Make a Plan

The Little Prince once said: “A goal without a plan is just a wish.” Having an intention, yet not knowing where you are actually heading, you might end up somewhere different than expected. Therefore this week our focus will be entirely centred on planning.


It is enough to plan one activity per week that you will do regularly
Depending on what you set as your intention it is now time to start acting upon it and it is much better to do this step by step rather than all at once. In order to feel more balanced and happy here are some ideas of daily activities you can do: a morning walk, meditation or reading positive affirmations every morning to inspire you to be positive during your day. If you wish to do more than one a day you can make a more detailed plan – morning time for yourself, afternoon free time to nurture and cherish yourself and evening introspection. Remember, only when you continually focus on your goal and consciously plan the tasks that might bring you closer to what you truly desire, you will succeed.

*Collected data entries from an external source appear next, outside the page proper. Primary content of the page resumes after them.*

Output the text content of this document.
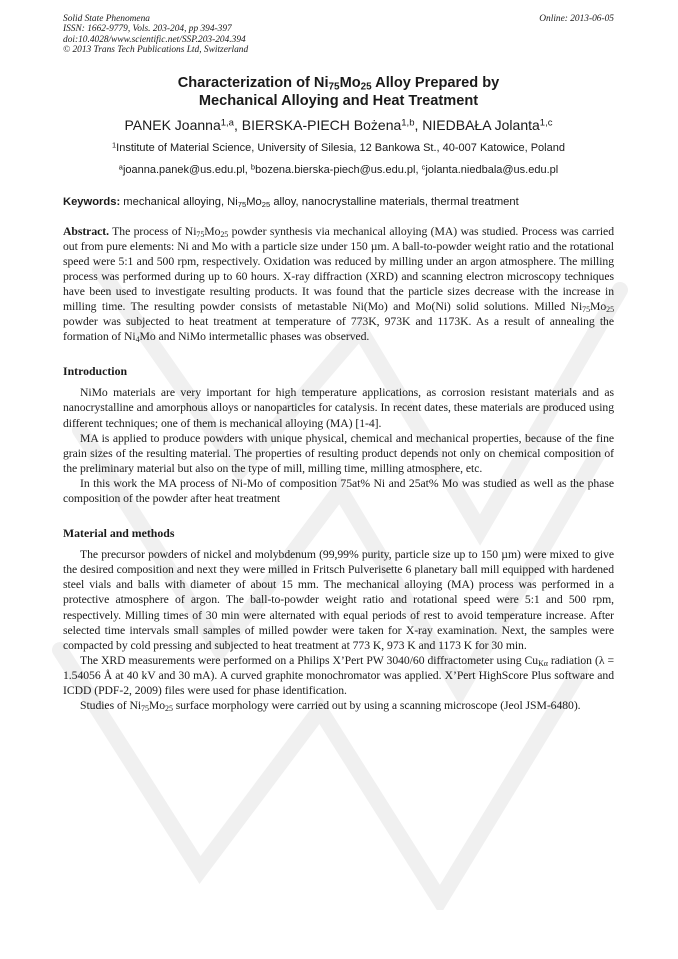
Solid State Phenomena
ISSN: 1662-9779, Vols. 203-204, pp 394-397
doi:10.4028/www.scientific.net/SSP.203-204.394
© 2013 Trans Tech Publications Ltd, Switzerland
Online: 2013-06-05
Characterization of $Ni_{75}Mo_{25}$ Alloy Prepared by
Mechanical Alloying and Heat Treatment
PANEK Joanna$^{1,a}$, BIERSKA-PIECH Bożena$^{1,b}$, NIEDBAŁA Jolanta$^{1,c}$
$^1$Institute of Material Science, University of Silesia, 12 Bankowa St., 40-007 Katowice, Poland
$^a$joanna.panek@us.edu.pl, $^b$bozena.bierska-piech@us.edu.pl, $^c$jolanta.niedbala@us.edu.pl
Keywords: mechanical alloying, $Ni_{75}Mo_{25}$ alloy, nanocrystalline materials, thermal treatment

Abstract. The process of $Ni_{75}Mo_{25}$ powder synthesis via mechanical alloying (MA) was studied. Process was carried out from pure elements: Ni and Mo with a particle size under 150 µm. A ball-to-powder weight ratio and the rotational speed were 5:1 and 500 rpm, respectively. Oxidation was reduced by milling under an argon atmosphere. The milling process was performed during up to 60 hours. X-ray diffraction (XRD) and scanning electron microscopy techniques have been used to investigate resulting products. It was found that the particle sizes decrease with the increase in milling time. The resulting powder consists of metastable Ni(Mo) and Mo(Ni) solid solutions. Milled $Ni_{75}Mo_{25}$ powder was subjected to heat treatment at temperature of 773K, 973K and 1173K. As a result of annealing the formation of $Ni_4Mo$ and NiMo intermetallic phases was observed.

Introduction

NiMo materials are very important for high temperature applications, as corrosion resistant materials and as nanocrystalline and amorphous alloys or nanoparticles for catalysis. In recent dates, these materials are produced using different techniques; one of them is mechanical alloying (MA) [1-4].

MA is applied to produce powders with unique physical, chemical and mechanical properties, because of the fine grain sizes of the resulting material. The properties of resulting product depends not only on chemical composition of the preliminary material but also on the type of mill, milling time, milling atmosphere, etc.

In this work the MA process of Ni-Mo of composition 75at% Ni and 25at% Mo was studied as well as the phase composition of the powder after heat treatment

Material and methods

The precursor powders of nickel and molybdenum (99,99% purity, particle size up to 150 µm) were mixed to give the desired composition and next they were milled in Fritsch Pulverisette 6 planetary ball mill equipped with hardened steel vials and balls with diameter of about 15 mm. The mechanical alloying (MA) process was performed in a protective atmosphere of argon. The ball-to-powder weight ratio and rotational speed were 5:1 and 500 rpm, respectively. Milling times of 30 min were alternated with equal periods of rest to avoid temperature increase. After selected time intervals small samples of milled powder were taken for X-ray examination. Next, the samples were compacted by cold pressing and subjected to heat treatment at 773 K, 973 K and 1173 K for 30 min.

The XRD measurements were performed on a Philips X’Pert PW 3040/60 diffractometer using $Cu_{K\alpha}$ radiation (λ = 1.54056 Å at 40 kV and 30 mA). A curved graphite monochromator was applied. X’Pert HighScore Plus software and ICDD (PDF-2, 2009) files were used for phase identification.

Studies of $Ni_{75}Mo_{25}$ surface morphology were carried out by using a scanning microscope (Jeol JSM-6480).
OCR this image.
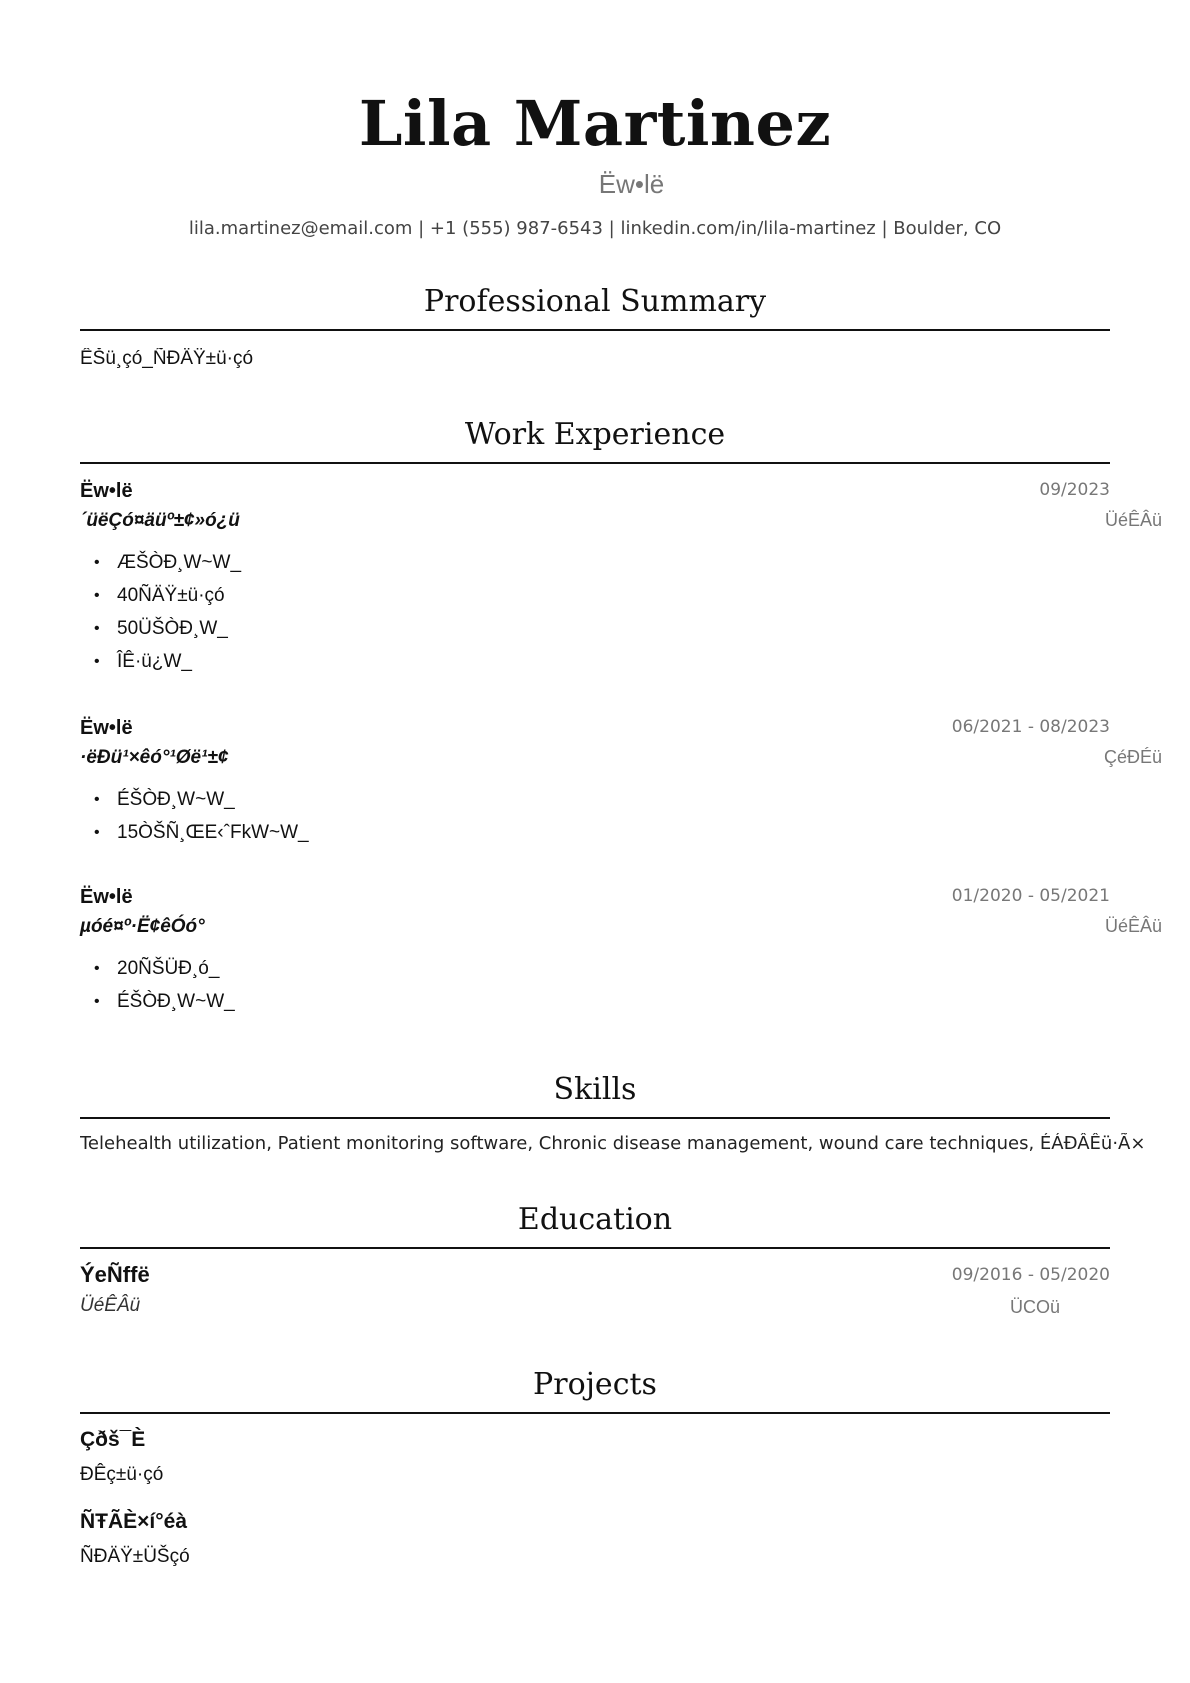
Lila Martinez
Ëw•lë
lila.martinez@email.com | +1 (555) 987-6543 | linkedin.com/in/lila-martinez | Boulder, CO
Professional Summary
ÊŠü¸çó_ÑÐÄŸ±ü·çó
Work Experience
Ëw•lë	09/2023
´üëÇó¤äüº±¢»ó¿ü	ÜéÊÂü
• ÆŠÒÐ¸W~W_
• 40ÑÄŸ±ü·çó
• 50ÜŠÒÐ¸W_
• ÎÊ·ü¿W_
Ëw•lë	06/2021 - 08/2023
·ëÐü¹×êó°¹Øë¹±¢	ÇéÐÉü
• ÉŠÒÐ¸W~W_
• 15ÒŠÑ¸ŒE‹ˆFkW~W_
Ëw•lë	01/2020 - 05/2021
µóé¤º·Ë¢êÓó°	ÜéÊÂü
• 20ÑŠÜÐ¸ó_
• ÉŠÒÐ¸W~W_
Skills
Telehealth utilization, Patient monitoring software, Chronic disease management, wound care techniques, ÉÁÐÂÊü·Ã×
Education
ÝeÑffë	09/2016 - 05/2020
ÜéÊÂü	ÜCOü
Projects
Çðš¯È
ÐÊç±ü·çó
ÑŦÃÈ×í°éà
ÑÐÄŸ±ÜŠçó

Here are some tips which will make you get active and improve your focus:

  • Use your breath: Close your eyes and let your breath flow naturally, focus on your heart and imagine your favourite colour and a shape around your heart. Then with each breath observe how this colour is getting bigger and bigger, spreading around your entire body. Just be present focusing your entire attention on this colour. If any thoughts arise, just notice them but do not pay any attention and instead refocus your attention back to your heart centre. You can use the following incense for improving your focus: rosemary, lemon, lavender or lotus.
  • Feel and connect: Observe yourself and your attention during the day – how consciously are you fulfilling your tasks? Are you thinking of your plans for the evening while talking with other people or are you truly listening to them? Be present, observe your thoughts, try to refocus your attention on purely what you are doing at the moment in time. Do not let your mind escape for too long and if it does bring it back to the moment of now. You can also use music to focus better while performing your tasks. Try it and see what works out best for you.
  • Nurture and take care of your digestion: To stimulate concentration add the following foods to your diet: blueberries, avocado, whole grains, wild salmon, dark chocolate or the following teas: green tea, rosemary, ginkgo biloba or ginseng.
  • Create: Make a vision board. Collect poems, people you respect or admire, places you like, jobs and activities you would like to do more often, anything you want to work on, or anything you lack focus on. Draw or choose a picture of yourself and put it anywhere on the board. Imagine yourself after the realisation of your intentions. How do you feel, behave, act? Then develop a plan – either in picture, writing or sculpture – step by step how to get from where you are now to the place where you stand on the picture. Be grateful, put the plan in a visible spot and remember it every time you pass your vision board.
  • Move consciously using Asanas or Yoga postures for better focus: VRKSASANA – TREE POSE.

No matter which of the tips you choose to practice this week, try to introduce it in the form of a daily routine to improve your focus. Keep on practising vigorously, even if you take only 5 minutes each day. Having a fixed structure will help you to ground your practice, feel confident, grow from week to week and finally make you feel joy with ease. Remember it is the continuity that matters!


An Example of a Daily Practice Plan:
Let this plan serve as an example. Create your own plan with as many activities as you know you would be able to practice each day on. If you do not have enough time, then start by being aware of the possibilities you have.

1. Take a Moment Every Morning
Consciously take time every morning to practice being present, observing your breath, going for a walk or doing any other activity you enjoy. Just take a moment, put your hand on your belly and breathe deeply. All you need to do at this point is to observe your belly inflating and deflating, just like you did in previous weeks, do not engage with your thoughts but let them flow freely and focus only on your belly moving.

2. Take Time and Care of Your Food
There is a saying: "You are what you eat". If you want to feel joy, become conscious about your meals. Take time for them, prepare your food with love or at least be conscious of what you are eating. Chew well, so that your body can produce enough saliva for your digestion to be smooth and your body receiving what it needs.

3. Take Short Conscious Moments Throughout the Day
While at work, talking, walking, playing – no matter what you do – practice being present. Try to be completely involved in what you are doing rather than thinking of your holidays, your dinner, etc. When you notice that you are pulling your shoulders towards your neck, sit back, close your eyes and take a deep breath. Then go back to what you were doing and feel joy.

4. Schedule Time for YOURSELF Only
Every day, or at least once a week, schedule some time for yourself only. This is the time that you spend alone or doing something you truly like. You could go for a walk, paint, read, listen to music, or visit a friend you haven’t seen in a long time. Make sure that your 'you time' is also done with a conscious awareness. Being joyful at least once a week will help you to transmit joy into other activities, which you might not find so enjoyable.

5. Practice Being Grateful
Every evening, before you go to bed, take a moment and think of three things that happened during the day, which made you feel joy and you are grateful for. Being grateful will help you to remember how wonderful life is and how lucky you are. Consequently, you will feel more joy.

Set a Small Goal Each Week
Weekly motivation will help you to focus your energy and give you an additional push for a successful and persistent practice.